Multiple‐unit ownership of nondurable products is an important component of sales in many product categories. Based on the Bass model, this paper develops a new model considering the multiple‐unit adoptions as a diffusion process under the influence of product sampling. Though the analysis aims to determine the optimal dynamic sampling effort for a firm and the results demonstrate that experience sampling can accelerate the diffusion process, the best time to send free samples is just before the product being launched.
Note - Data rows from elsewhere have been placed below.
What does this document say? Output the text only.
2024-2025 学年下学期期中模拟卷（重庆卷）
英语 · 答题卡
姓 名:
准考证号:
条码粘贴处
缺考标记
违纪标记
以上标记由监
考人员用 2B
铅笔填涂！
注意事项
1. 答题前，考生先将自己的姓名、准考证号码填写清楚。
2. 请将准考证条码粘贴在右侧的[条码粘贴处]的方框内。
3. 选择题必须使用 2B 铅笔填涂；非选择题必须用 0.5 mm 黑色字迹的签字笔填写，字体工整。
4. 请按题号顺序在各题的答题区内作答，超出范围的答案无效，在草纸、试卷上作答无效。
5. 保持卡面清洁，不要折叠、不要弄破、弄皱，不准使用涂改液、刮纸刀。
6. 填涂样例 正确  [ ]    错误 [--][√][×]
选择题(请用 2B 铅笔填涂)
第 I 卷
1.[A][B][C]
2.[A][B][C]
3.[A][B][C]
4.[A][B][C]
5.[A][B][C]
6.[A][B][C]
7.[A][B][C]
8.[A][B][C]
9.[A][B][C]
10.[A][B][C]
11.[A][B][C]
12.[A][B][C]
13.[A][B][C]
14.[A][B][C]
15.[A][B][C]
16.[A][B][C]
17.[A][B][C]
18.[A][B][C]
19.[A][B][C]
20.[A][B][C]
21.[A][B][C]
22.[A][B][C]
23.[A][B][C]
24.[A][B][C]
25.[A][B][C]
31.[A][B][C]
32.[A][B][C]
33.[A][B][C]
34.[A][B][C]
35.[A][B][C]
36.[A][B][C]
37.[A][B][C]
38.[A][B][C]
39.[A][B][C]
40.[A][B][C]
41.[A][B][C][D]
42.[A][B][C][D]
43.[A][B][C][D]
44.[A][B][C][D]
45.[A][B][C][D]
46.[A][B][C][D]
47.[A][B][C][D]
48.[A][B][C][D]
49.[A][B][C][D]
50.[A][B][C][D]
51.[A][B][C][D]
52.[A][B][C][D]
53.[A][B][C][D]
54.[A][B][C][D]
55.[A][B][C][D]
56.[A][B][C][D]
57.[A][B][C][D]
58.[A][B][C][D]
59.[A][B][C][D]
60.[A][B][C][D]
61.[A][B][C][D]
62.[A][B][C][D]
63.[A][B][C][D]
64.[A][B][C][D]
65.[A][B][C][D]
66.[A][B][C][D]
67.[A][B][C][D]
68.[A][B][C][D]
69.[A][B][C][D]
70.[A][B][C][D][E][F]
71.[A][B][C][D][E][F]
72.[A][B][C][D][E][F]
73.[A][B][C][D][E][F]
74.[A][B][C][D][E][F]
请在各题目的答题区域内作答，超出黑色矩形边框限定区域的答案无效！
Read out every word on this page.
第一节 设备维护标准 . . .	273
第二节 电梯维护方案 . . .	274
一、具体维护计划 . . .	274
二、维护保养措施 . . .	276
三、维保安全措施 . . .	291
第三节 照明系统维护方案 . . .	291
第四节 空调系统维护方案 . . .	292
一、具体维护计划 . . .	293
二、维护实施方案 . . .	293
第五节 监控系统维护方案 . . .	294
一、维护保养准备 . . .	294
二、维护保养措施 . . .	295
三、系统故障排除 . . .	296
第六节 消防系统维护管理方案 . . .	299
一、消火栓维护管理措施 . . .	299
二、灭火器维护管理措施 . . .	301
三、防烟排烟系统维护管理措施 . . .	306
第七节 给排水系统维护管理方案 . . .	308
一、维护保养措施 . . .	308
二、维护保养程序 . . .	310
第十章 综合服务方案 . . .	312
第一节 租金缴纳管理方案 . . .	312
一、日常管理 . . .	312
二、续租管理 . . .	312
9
Multiple‐unit purchasing behavior can increase sales to make more profit for a firm, and it needs more samples to make the product known much better. The local sensitivity analysis shows that the increase of both external coefficients and internal coefficients has a negative influence on the sampling level, but the internal influence on the subsequent multiple‐unit adoptions has little significant influence on the sampling. Using the logistic regression along with linear regression, the global sensitivity analysis gives a whole analysis of the interaction of all factors, which manifests the external influence and multiunit purchase rate are two most important factors to influence the sampling level and net present value of the new product, and presents a two‐stage method to determine the sampling level.

Suggested Citation

  • Zhineng Hu & Yurong Pei & Ruikun Xie, 2014. "Analysis of Product Sampling for New Product Diffusion Incorporating Multiple‐Unit Ownership," Abstract and Applied Analysis, John Wiley & Sons, vol. 2014(1).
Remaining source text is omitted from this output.